On Oct 7, a three-judge bench headed by Justice Asif Saeed Khosa had restored the Oct 1, 2011 capital sentence awarded by an anti-terrorism court to Malik Mohammad Mumtaz Qadri — an Elite Force commando who assassinated former Punjab governor Salman Taseer outside his residence adjacent to an upscale market in Islamabad on Jan 4, 2011 — for allegedly committing blasphemy.
The court was seized with two appeals, one moved by Advocate Mian Nazir Akhtar on behalf of Mumtaz Qadri, and the other by the federal government also against the Islamabad High Court verdict.
Authored by Justice Khosa, the 39-page judgment said that blasphemy was abhorrent and immoral, besides being a manifestation of intolerance, but a false allegation is equally detestable as well as culpable.
Detailed judgement issued in Salman Taseer murder case
If Islam comes down heavily upon commission of blasphemy then Islam is also very tough against those who level false allegations about a crime, the verdict said. It asked the state to ensure that no innocent person was compelled to face an investigation or a trial on the basis of false or trumped up allegations of blasphemy.
The definition of blasphemy in Section 295-C PPC, the judgment said, might be considered by some to need improvement to bring it in line with the true scope of the concept of blasphemy.

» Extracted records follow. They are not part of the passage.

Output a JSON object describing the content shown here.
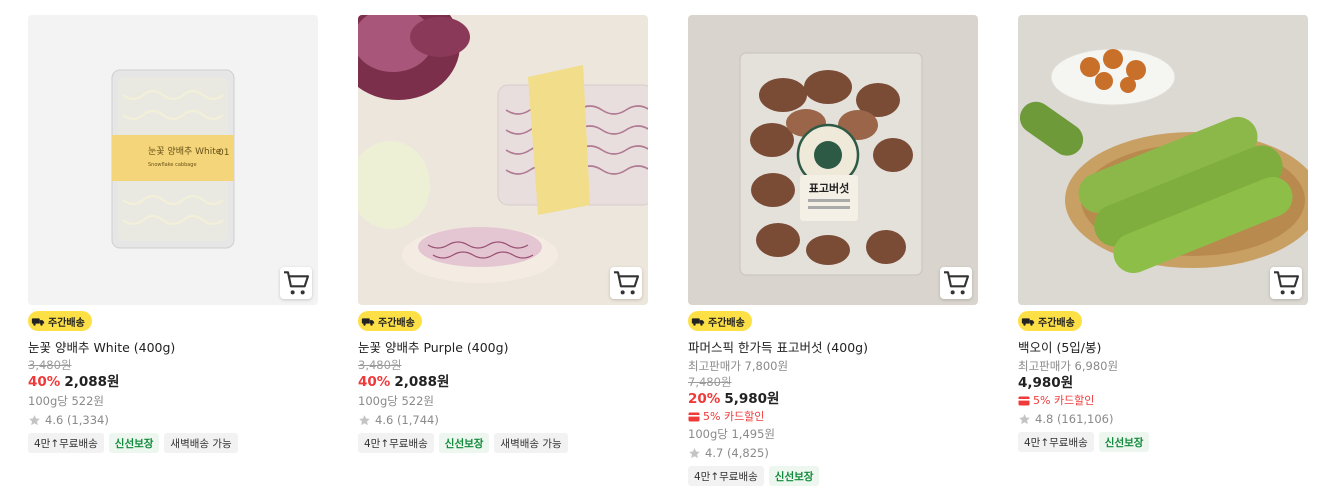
{
  "products": [
    {
      "badge": "주간배송",
      "name": "눈꽃 양배추 White (400g)",
      "original_price": "3,480원",
      "discount_rate": "40%",
      "sale_price": "2,088원",
      "unit_price": "100g당 522원",
      "rating": "4.6 (1,334)",
      "tags": [
        "4만↑무료배송",
        "신선보장",
        "새벽배송 가능"
      ]
    },
    {
      "badge": "주간배송",
      "name": "눈꽃 양배추 Purple (400g)",
      "original_price": "3,480원",
      "discount_rate": "40%",
      "sale_price": "2,088원",
      "unit_price": "100g당 522원",
      "rating": "4.6 (1,744)",
      "tags": [
        "4만↑무료배송",
        "신선보장",
        "새벽배송 가능"
      ]
    },
    {
      "badge": "주간배송",
      "name": "파머스픽 한가득 표고버섯 (400g)",
      "highest_price_label": "최고판매가 7,800원",
      "original_price": "7,480원",
      "discount_rate": "20%",
      "sale_price": "5,980원",
      "card_discount": "5% 카드할인",
      "unit_price": "100g당 1,495원",
      "rating": "4.7 (4,825)",
      "tags": [
        "4만↑무료배송",
        "신선보장"
      ]
    },
    {
      "badge": "주간배송",
      "name": "백오이 (5입/봉)",
      "highest_price_label": "최고판매가 6,980원",
      "sale_price": "4,980원",
      "card_discount": "5% 카드할인",
      "rating": "4.8 (161,106)",
      "tags": [
        "4만↑무료배송",
        "신선보장"
      ]
    }
  ],
  "product_images": [
    {
      "package_label": "눈꽃 양배추 White"
    },
    {
      "package_label": ""
    },
    {
      "package_label": "표고버섯"
    },
    {
      "package_label": ""
    }
  ],
  "colors": {
    "badge_yellow": "#fde046",
    "discount_red": "#f03a3a",
    "fresh_green": "#108a3a"
  },
  "icons": {
    "cart": "cart-icon",
    "badge": "delivery-truck-icon",
    "star": "star-icon",
    "card": "credit-card-icon"
  }
}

Likewise, there may be others who may feel that some procedural and other safeguards need to be introduced so that it should become difficult to level or prosecute a false allegation regarding commission of the offence of blasphemy.
The issue involved in this case is not as to whether anybody is allowed to commit blasphemy by defiling the sacred name, but the real question involved is whether a person is justified in killing another person on his own on the basis of an unverified impression or an un-established perception that the other person has committed blasphemy.

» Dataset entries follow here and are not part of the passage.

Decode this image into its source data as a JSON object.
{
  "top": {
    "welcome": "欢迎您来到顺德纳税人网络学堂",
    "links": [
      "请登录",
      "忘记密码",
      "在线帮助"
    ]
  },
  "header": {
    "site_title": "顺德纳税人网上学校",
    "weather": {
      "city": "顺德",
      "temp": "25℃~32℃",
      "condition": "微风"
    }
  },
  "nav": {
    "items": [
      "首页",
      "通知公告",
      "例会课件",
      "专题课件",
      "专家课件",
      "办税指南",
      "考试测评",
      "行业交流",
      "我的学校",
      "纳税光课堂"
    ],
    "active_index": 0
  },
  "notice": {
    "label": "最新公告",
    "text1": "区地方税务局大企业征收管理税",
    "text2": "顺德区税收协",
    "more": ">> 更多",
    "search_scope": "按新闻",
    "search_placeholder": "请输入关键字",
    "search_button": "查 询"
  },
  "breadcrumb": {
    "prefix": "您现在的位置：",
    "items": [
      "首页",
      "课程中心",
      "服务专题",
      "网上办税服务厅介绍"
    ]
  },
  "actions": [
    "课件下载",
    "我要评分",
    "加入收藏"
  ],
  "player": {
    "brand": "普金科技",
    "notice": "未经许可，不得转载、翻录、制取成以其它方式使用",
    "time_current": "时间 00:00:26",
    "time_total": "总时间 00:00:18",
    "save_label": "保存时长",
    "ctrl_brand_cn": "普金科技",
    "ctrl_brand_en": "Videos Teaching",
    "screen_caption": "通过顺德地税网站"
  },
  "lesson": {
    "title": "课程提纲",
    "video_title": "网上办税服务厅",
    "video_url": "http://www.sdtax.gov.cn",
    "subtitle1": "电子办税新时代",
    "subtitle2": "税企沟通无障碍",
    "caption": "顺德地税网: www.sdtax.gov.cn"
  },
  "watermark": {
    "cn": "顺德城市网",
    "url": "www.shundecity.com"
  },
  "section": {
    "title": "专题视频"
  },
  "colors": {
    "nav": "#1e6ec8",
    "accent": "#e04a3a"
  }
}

Citing amendments in the Hudood laws, the judgment said that in all matters, including religious, there was an ongoing effort to keep the laws of the land updated through amendments to meet the emerging challenges and also to provide safeguards against mischievous manipulations, misapplication or misuse of the existing laws.
It is an unfortunate fact, which cannot be disputed, that in many cases registered in respect of blasphemy offence, false allegations are levelled for extraneous purposes. And in the absence of adequate safeguards against misapplication or misuse of such law by motivated persons the persons falsely accused of that offence suffer beyond proportion or repair, the verdict said.

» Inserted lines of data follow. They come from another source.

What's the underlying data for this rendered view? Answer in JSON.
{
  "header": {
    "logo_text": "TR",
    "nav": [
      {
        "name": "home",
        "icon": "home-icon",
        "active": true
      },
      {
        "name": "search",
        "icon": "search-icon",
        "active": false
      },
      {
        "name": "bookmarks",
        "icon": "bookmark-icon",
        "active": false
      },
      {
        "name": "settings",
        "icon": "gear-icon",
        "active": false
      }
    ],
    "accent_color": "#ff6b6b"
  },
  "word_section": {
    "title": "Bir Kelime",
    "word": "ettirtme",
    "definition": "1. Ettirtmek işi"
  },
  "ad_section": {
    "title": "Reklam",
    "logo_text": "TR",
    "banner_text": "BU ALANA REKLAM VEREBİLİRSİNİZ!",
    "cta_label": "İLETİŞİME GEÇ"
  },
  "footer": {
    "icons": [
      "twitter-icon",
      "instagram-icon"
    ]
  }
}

Referring to one of the Judicial Training Toolkits prepared by the Legal Aid Society, Karachi, the court recalled, cases against 434 offenders under blasphemy laws were registered in Pakistan from 1953 to July 2012. And among them 258 were Muslims (Sunni/Shia), 114 Christians, 57 Ahmadis and 4 Hindus.
Since 1990, 52 people have been extra-judicially murdered for having been implicated in blasphemy cases. Among them were 25 Muslims, 15 Christians, 5 Ahmadis and 1 each Buddhist and Hindu. During 2013, the verdict said, 34 new cases were registered under the blasphemy laws.
While one death sentence for blasphemy was overturned during the year, at least another 17 people were awaiting execution for blasphemy and at least 20 others were serving life sentences.
The government has never carried out a death sentence for blasphemy, but a report suggested that at least five people accused of blasphemy had died in police custody in recent years, the judgment said.
The majority of blasphemy cases are based on false accusations stemming from property issues or other personal or family vendettas rather than genuine instances of blasphemy and they inevitably lead to mob violence against the entire community, says the judgment.
Citing the failure, inefficiency and incompetence of the investigating officer (IO) in handling the case like Qadri’s, the court ordered the Inspector General of Police, Punjab, to ensure that whenever such case was registered in future, it should be entrusted to a team of at least two gazetted IOs preferably those conversant with the Islamic jurisprudence. In case they themselves are not conversant with Islamic laws, a scholar of known reputation and integrity should be added to the team.
The team should then investigate whether or not an offence has been committed and if it comes to the conclusion that the offence has been committed the police may only then proceed further in the matter.
The verdict also proposed that the trial in such cases be held by a court presided over by no less than a district and sessions judge.
The judgment regretted that Qadri acted on hearsay without getting his information ascertained, verified or investigated and as Allah Almighty has warned, brought harm not only to another person (Salman Taseer) but also to himself.